Marie Catharine De Moerloose
°1698 Gent, sterfdatum onbekend1700: de familie De Moerloose laat een groot huis optrekken in de Sint-Katelijnestraat.
1710: vader Pieter De Moerloose, garentwijnder, wordt deken van het ambacht.
1735: na het overlijden van vader en moeder De Moerloose moet dochter Marie Catharina het twijndersbedrijf sluiten, als vrouw mag ze het bedrijf niet verderzetten. Ze legt zich toe op de kanthandel.
Ongehuwde ‘geestelijke dochter’.
Ignaas Snauwert
°1762 Nevele, +1836 Nevele1767-1773: als weeskind uitbesteed aan verschillende families.
na 1773: werkt als dagloner bij boeren en als wever.
Gehuwd, 6 kinderen, allen overlijden.
Laurentio Hoys
°1660 Oostende, +1736 Gent1677: in de leer bij zijn oom Michiel Hoys, handelaar in Gent.
1683: start handelszaak op met vader Laurentio, die de zaken in Oostende behartigt.
1690 ca.: vader sterft, Laurentio jr. zet de handelszaak verder en leidt ook zijn kinderen op.
Gehuwd, 13 kinderen, 3 ervan overlijden vroeg.
MEER VERHALEN UIT DE COLLECTIE
Twijnen is het verdubbelen van het garen door het in elkaar verstrengelen van twee of meer enkelvoudige draden. Twijnders gebruikten daarvoor ovale twijnmolens. Lees meer.
De twijnmolen in het Industriemuseum telt 47 spillen en komt uit de vroegere Gentse gevangenis of Rasphuis, waar vanaf 1773 misdadigers, daklozen en bedelaars worden opgesloten. Het is wellicht de oudst bewaarde twijnmolen ter wereld. Lees meer.
In de late 17e en in de 18e eeuw was de bedrijvigheid in de textielsector allesoverheersend in de Waterwijk, de kleine Gentse buurt ten noorden van de Vrijdagmarkt. Die Vrijdagmarkt vormde het kloppende hart van de bloeiende lijnwaadhandel. Lees meer.
PERIODE 1800 - 1870
Katoen wordt koning. Mensen dragen tot dan kledij uit wol en linnen. Maar de Indische katoenen stofjes worden razend populair. Britse ondernemers nemen de wereldwijde handel en productie van katoen in handen. Stoomkracht, technische verbeteringen en nieuwe machines drijven de volumes en winsten op.

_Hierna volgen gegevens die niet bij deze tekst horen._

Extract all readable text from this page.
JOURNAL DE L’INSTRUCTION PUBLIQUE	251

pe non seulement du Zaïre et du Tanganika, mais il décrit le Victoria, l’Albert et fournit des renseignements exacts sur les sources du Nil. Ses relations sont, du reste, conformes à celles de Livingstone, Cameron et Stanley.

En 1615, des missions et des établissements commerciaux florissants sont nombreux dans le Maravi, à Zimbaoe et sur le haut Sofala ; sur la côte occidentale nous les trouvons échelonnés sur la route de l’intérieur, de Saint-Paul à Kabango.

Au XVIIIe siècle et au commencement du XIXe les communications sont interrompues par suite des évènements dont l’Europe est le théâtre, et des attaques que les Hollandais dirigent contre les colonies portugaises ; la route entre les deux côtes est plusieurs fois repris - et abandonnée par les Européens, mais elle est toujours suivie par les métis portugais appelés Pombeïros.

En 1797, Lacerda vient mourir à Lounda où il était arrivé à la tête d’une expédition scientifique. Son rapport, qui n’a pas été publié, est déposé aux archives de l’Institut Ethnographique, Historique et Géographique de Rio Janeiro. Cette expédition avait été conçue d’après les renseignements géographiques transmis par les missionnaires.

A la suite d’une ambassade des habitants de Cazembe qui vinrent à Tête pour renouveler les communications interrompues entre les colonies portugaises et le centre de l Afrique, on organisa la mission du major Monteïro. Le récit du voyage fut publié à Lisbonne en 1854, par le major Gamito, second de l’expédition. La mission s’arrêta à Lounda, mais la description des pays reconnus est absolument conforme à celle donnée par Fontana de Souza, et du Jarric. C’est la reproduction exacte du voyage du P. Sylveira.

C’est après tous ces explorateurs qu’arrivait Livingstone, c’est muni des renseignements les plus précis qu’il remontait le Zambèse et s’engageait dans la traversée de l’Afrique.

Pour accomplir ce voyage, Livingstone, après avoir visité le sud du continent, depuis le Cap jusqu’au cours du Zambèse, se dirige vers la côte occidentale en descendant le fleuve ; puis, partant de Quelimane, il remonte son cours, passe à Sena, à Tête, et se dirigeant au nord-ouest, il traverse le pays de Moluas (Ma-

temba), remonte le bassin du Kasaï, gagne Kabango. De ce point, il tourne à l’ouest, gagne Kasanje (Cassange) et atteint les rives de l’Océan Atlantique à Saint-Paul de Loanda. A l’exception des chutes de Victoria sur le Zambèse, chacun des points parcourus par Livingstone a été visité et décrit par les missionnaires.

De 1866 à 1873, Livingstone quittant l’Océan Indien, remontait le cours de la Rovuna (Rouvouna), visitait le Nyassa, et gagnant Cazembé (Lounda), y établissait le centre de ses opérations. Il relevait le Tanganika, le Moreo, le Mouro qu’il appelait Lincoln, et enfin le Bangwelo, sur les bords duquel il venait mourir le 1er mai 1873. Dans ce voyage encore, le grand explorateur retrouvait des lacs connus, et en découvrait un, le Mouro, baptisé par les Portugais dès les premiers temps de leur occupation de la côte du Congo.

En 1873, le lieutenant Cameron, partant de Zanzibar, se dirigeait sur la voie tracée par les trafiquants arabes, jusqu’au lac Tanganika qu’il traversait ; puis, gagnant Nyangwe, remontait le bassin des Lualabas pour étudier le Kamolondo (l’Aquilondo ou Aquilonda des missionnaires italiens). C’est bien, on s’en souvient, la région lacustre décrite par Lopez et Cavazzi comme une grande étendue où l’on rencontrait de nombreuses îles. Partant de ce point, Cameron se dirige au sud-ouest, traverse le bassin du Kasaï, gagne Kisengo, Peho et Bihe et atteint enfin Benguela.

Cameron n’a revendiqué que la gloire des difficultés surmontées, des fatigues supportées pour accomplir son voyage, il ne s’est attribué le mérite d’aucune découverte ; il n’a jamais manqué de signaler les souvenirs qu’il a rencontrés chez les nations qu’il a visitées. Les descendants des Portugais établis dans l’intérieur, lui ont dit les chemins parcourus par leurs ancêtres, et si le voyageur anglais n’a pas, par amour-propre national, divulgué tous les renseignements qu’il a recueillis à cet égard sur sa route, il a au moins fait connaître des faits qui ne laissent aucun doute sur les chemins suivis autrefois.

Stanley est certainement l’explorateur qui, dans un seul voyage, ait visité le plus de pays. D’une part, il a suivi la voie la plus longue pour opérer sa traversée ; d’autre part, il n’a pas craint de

De industriële revolutie sijpelt door naar andere delen van Europa. Gentenaar Lieven Bauwens smokkelt machines over naar het vasteland en richt er textielfabrieken op. In een mum van tijd is ook Gent een industriestad met rokende schoorstenen en fabrieken vol kabaal. Met karren en stoomtreinen vol Waalse steenkool, en een massa werkvolk. Heel wat gezinnen zien hun leven veranderen.
Migratie is voor veel werkloze boeren de enige uitweg om te overleven. De industrie trekt aan. Vrouwen en kinderen gaan mee aan de slag in de fabriek. Hoe meer werkende gezinsleden, hoe meer brood op de plank. Arbeiders wonen opeengepakt in beluiken, een wirwar van steegjes met kleine, vochtige woningen. De armoede is schrijnend. Het verzet van de arbeiders groeit.
Lieven Bauwens
°1769 Gent, +1822 Parijs1782: atelierchef in het leerlooiersbedrijf van zijn vader.
1786-1789: industriële spionage in Engelse leerlooierijen, werkzaam in firma Undershell en Cox.
1790-1796: actief in het familiebedrijf Bauwens (leerlooierij, handel in leder, wijn en koloniale waren, verkoop van kerkelijke goederen…).
1797-1798: spionagereizen en smokkelen van machines uit Engeland.
1799-1804: oprichting katoenfabrieken in Passy, Gent (Kartuizerklooster, Centrale Gevangenis) en Drongen.
1800-1801: burgemeester van Gent.
1803 en 1810: Napoleon bezoekt de fabrieken van Lieven Bauwens.
1814: katoenfabriek Kartuizerklooster gaat failliet, Lieven Bauwens legt zich toe op de vlasindustrie, daarna definitieve neergang van zijn zaak.
Gehuwd met Mary Kenyon (dochter van zijn meestergast James Kenyon), 3 kinderen.
Pol De Witte
°1848 Gent, +1929 Gent1857: even arbeider in de katoenfabriek in het Gravensteen, daarna terug naar school.
1859: enkele dagen textielarbeider, daarna leerjongen bij zijn oom, als kleermaker.
1863-1868: aan de slag bij kleermaker Van de Weghe en kleermaker Cies De Zwarte.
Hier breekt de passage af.